La funzione dello psicologo del lavoro e la cultura organizzativa
Agire sulla cultura aziendale è forse la più grossa sfida del management di qualsiasi organizzazione. E’ la quintessenza di tutti i cambiamenti.
La cultura di una organizzazione è l’insieme dei valori, delle rappresentazioni simboliche, dei riti, dei miti che sono condivisi da quello specifico gruppo sociale che è l’azienda e racchiude in sé molto più di una semplice visione delle caratteristiche dei marchi visibili dal di fuori. E’ il fattore che produce coesione interna e condivisione e che orienta il comportamento dei singoli conferendo a ciascuno un metodo comune e caratteristico per trasmettere e analizzare le informazioni. Indica la strada che l’azienda intende percorrere in futuro.
Se i processi operativi si possono apprendere in quanto parte del concreto e tangibile, i valori si possono trasferire solo attraverso l’esempio: collaborazione, spirito di gruppo, appartenenza sono dimensioni che appartengono all’invisibile e all’impalpabile. La cultura d’azienda rispecchia dunque i valori di chi ne è a capo, il suo pensiero, le sue visioni e soprattutto i suoi comportamenti.
Di fronte al cambiamento nasce la necessità di studiare le imprese dal punto di vista culturale, mappare il “non mappabile”, descrivendo un percorso concreto ed attuabile attraverso la fitta foresta delle interazioni psicosociali in atto nei sistemi aziendali. Per capire da dove derivi il loro successo o l’insuccesso, cercare di capire quali siano i valori che spingono le persone a comportarsi in un determinato modo, ciò che per l’impresa rappresenta il modo corretto di agire, come vengono affrontati i problemi e come vengono riconosciuti gli eventi positivi.
Il fine ultimo è la creazione di una Cultura in grado si supportare gli obiettivi aziendali.
Ma per analizzare, comprendere, cambiare, non possiamo pensare alla cultura aziendale come se fosse uno strumento manageriale, come una nuova forma di struttura organizzativa. Dobbiamo utilizzare lenti e linguaggi diversi: che diano voce al racconto delle singole persone e dei gruppi, ai desideri, alle emozioni, a quanto spesso viene taciuto.
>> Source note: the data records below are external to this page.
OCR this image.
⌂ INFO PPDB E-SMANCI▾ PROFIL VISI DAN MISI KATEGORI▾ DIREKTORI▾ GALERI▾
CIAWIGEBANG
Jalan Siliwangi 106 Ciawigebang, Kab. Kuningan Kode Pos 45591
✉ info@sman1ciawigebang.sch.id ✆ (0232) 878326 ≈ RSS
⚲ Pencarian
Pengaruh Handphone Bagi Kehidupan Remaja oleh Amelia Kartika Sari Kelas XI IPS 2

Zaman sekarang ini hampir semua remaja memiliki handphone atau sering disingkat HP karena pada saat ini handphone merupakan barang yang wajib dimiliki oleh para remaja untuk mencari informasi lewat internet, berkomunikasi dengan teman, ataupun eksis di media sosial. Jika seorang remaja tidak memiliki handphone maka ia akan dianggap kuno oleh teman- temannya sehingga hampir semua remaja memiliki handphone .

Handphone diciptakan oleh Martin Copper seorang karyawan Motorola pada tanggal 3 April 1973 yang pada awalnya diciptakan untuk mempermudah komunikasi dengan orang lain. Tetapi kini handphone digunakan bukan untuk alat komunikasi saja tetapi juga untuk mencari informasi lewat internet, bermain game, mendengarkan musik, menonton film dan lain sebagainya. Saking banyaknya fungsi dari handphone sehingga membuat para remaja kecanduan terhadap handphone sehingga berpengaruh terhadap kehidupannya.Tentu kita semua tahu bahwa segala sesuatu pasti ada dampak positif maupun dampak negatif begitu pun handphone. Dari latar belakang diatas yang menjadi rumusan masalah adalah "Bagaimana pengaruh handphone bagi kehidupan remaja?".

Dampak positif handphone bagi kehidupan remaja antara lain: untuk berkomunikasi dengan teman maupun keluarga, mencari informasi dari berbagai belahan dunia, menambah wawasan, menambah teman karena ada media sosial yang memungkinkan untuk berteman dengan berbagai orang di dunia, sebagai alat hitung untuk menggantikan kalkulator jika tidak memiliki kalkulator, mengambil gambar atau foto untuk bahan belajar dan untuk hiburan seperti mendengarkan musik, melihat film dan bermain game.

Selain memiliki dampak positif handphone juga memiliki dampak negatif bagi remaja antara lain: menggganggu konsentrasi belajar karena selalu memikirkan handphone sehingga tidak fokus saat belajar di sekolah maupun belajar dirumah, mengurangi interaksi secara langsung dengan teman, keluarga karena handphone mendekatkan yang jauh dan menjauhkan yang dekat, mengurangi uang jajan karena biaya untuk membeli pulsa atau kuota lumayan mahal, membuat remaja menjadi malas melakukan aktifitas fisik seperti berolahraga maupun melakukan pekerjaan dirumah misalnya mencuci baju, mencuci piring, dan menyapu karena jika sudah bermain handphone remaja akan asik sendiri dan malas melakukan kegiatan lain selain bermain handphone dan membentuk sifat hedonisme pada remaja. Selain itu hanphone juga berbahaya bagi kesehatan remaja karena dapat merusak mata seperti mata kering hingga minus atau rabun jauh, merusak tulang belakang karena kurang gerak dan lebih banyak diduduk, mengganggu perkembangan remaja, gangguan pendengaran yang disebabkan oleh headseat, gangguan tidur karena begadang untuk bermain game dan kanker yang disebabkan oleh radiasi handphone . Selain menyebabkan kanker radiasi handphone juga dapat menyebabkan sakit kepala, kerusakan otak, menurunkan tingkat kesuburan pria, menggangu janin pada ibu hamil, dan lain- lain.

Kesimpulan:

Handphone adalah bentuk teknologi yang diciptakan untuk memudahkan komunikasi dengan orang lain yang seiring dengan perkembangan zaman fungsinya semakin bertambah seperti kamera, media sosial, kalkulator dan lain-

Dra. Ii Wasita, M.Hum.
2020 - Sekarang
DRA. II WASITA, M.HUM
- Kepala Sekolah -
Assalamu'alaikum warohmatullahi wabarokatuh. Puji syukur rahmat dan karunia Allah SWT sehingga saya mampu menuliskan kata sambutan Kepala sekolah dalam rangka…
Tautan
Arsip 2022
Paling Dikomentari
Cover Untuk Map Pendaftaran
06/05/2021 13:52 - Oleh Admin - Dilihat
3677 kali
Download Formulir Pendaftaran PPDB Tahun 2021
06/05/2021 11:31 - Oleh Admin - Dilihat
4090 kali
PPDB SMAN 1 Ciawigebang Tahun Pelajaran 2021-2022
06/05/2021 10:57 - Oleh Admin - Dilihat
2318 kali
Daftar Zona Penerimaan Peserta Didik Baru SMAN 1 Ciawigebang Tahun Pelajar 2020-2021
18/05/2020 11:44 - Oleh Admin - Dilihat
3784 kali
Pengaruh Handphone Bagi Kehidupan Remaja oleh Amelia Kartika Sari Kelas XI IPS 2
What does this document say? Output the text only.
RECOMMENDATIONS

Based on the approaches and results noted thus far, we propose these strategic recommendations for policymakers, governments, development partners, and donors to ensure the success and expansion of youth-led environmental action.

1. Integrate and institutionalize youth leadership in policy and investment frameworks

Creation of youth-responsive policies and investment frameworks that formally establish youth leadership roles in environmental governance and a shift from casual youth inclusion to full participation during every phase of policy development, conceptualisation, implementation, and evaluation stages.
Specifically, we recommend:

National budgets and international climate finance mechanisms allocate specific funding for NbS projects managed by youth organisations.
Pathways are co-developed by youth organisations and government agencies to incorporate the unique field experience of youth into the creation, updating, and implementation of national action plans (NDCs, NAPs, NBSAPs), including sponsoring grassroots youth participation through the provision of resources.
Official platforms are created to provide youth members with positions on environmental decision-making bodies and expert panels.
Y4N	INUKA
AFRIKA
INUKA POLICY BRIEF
A quella parte nascosta che anima, che genera sviluppo e cambiamento.
Supporto al management
Le trasformazioni messe in atto dall’azienda in funzione dei propri obiettivi sono le sfide di ogni management. Affrontare la terra di mezzo e le incognite di ogni cambiamento, gli inevitabili errori, le resistenze proprie e altrui rappresentano, per chi sta al timone, un peso maggiore di responsabilità. La complessità delle relazioni, la necessità di far aderire, far comprendere, condividere percorsi spesso faticosi possono essere vissuti dalle persone con senso di inadeguatezza o viceversa con un sentimento di onnipotenza.
Estremi che non incidono positivamente.
L’intervento psicologico, in questo caso, si esprime come vera e propria attività di sostegno e di accompagnamento individuale ai processi di sviluppo in corso (di contesto, di ruolo, di funzione) agevolando i processi di crescita professionale individuale. Può essere definito come specifico sportello che offre sia momenti di ascolto e di verifica che di percorsi, pur brevi, ma maggiormente strutturati.
La formazione
Io, da psicologo del lavoro, penso alla formazione come a uno spazio di progettualità per le persone e le loro organizzazioni. Uno strumento per facilitare il cambiamento individuale e collettivo. Spazio per recuperare un senso condiviso, luogo per ridare voce al racconto dei singoli, tempo dell’ascolto e della riscrittura. Questa metafora della narrazione a più voci, come nei racconti orientali o quelli più vicini a noi dei racconti di Boccaccio sembra restituire non solo suggestione e fascino.
Ripensare ai set formativi come momenti funzionali a liberare energia soggettiva e intensità di gruppo, passaggio dal privato al pubblico, dall’implicito all’esplicito, con precisione di dettagli, descrizioni circostanziate, riferimenti alle esperienze vissute, ai luoghi o persone reali.
Contro il rischio che la formazione, soprattutto quella legata al ruolo, diventi una maschera, una difesa formale e strutturata al cambiamento vero.
Lo psicologo del lavoro nella sua veste di formatore diventa coprotagonista attivo e partecipante nello spazio della narrazione e non è più quello che interpreta e definisce il giusto e il meno giusto ma soggetto interagente con gli altri nella costruzione e ricostruzione dei significati.